In die hohe Reichspolitik griff Anno während der Zeit der Minderjährigkeit König Heinrichs IV. ein. Er tat dies in einer außergewöhnlich aggressiven Art und Weise: Als Haupt einer oppositionellen Gruppe lockte er 1062 den erst 11-jährigen Heinrich IV. bei Kaiserswerth auf ein im Rhein ankerndes Schiff und entführte den Minderjährigen kurzerhand nach Köln.

Mit diesem „Putsch“ beendete er die Regentschaft der Kaiserwitwe Agnes und ihres Beraterkreises, die durch ihre Politik ein Papstschisma hervorgerufen hatte. Anno wirkte auf ein Ende der strittigen Papstwahl hin, indem er dem Reformpapst Alexander II. die nötige Anerkennung im Reichsepiskopat verschaffte und den vom kaiserlichen Hof favorisierten Kandidaten, Honorius II., fallen ließ. So sinnvoll diese Maßnahme im Rahmen der Reichspolitik auch gewesen sein mag, das brutale Vorgehen von Kaiserswerth warf ein schlechtes Licht auf den Charakter des skrupellosen Kirchenfürsten.

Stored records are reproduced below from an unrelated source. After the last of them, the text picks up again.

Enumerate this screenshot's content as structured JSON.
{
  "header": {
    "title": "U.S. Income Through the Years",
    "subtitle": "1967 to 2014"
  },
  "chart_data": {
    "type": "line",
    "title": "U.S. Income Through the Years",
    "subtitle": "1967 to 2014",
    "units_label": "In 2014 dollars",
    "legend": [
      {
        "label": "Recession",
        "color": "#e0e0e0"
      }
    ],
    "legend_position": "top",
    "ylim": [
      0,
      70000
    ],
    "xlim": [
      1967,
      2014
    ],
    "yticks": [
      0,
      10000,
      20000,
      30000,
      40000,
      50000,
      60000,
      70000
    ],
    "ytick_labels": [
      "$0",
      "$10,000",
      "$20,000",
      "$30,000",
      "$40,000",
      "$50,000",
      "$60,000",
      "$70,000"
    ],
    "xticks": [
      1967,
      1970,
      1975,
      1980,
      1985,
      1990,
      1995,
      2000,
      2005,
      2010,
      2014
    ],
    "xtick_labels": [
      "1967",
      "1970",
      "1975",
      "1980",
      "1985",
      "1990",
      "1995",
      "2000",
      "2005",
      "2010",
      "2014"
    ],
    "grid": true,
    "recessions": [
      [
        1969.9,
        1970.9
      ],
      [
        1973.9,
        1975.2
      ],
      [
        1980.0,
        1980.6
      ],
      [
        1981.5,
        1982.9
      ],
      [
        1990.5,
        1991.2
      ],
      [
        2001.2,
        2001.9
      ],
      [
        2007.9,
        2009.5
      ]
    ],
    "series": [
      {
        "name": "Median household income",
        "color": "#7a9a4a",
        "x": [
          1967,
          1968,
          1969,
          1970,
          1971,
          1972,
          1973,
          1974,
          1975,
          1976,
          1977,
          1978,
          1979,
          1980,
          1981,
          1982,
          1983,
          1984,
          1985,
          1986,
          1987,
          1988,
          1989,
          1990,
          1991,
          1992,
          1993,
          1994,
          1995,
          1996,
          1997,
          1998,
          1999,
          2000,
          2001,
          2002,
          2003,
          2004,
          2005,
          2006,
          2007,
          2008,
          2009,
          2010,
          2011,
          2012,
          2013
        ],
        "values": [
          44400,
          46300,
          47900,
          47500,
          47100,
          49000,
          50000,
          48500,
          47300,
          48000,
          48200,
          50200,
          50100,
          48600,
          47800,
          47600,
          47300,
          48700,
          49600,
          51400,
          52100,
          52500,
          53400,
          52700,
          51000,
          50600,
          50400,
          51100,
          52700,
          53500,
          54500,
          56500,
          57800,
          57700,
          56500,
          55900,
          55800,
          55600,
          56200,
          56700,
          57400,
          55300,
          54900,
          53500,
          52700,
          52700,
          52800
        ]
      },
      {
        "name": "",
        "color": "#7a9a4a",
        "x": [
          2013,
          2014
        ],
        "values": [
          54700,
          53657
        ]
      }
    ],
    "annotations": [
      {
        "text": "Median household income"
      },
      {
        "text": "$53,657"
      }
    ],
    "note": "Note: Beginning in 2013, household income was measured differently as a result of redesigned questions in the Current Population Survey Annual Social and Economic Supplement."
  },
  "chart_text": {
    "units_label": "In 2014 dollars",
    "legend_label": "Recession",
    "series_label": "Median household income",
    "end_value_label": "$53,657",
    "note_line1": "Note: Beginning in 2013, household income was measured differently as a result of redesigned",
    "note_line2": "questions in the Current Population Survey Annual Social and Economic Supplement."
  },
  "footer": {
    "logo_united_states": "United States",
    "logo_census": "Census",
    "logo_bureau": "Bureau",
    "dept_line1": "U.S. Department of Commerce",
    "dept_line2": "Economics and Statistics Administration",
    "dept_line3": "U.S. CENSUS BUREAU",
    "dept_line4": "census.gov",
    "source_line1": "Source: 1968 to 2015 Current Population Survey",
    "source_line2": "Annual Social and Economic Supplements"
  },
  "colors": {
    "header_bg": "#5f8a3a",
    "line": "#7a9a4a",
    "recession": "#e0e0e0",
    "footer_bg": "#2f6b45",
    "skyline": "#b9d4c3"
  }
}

Mit List und Tücke hatte er den jungen Salierspross nach einem festlichen Mahl auf das Schiff gelockt, das extra prächtig ausgestattet worden war, um das Interesse des Jungen zu wecken. Als Heinrich an Bord war, legte das Schiff plötzlich ab, was bei diesem zu einer Panikreaktion führte: Er sprang beherzt ins kalte Wasser und wäre um ein Haar ertrunken, wenn ihn nicht Graf Ekbert von Braunschweig gerettet hätte. Gegen seinen Willen wurde der jugendliche König nach Köln gebracht, seine Mutter sah er erst zweieinhalb Jahre später wieder. Heinrich hat dem Erzbischof diesen Gewaltakt nie verziehen. Das Verhältnis der beiden blieb zeitlebens schlecht, am Tag seiner Mündigkeit zog der Salier gar das Schwert gegen seinen verhassten „Vormund“. An der Spitze der Reichsregierung konnte sich Anno indes nicht lange halten. Seine eigennützige Personalpolitik, mit der er Verwandte und Vertraute auf Schlüsselpositionen hievte, weckte den Neid anderer Großer. Mächtige Kollegen wie die Erzbischöfe Siegfried von Mainz und Adalbert von Hamburg-Bremen mischten sich in die Regierungsgeschäfte ein und drängten Anno allmählich zur Seite. Zu einer stabilen Regierung kam es daher bis zur Volljährigkeit Heinrichs IV. nicht – Streit, Neid und Missgunst prägten die Atmosphäre am Salierhof.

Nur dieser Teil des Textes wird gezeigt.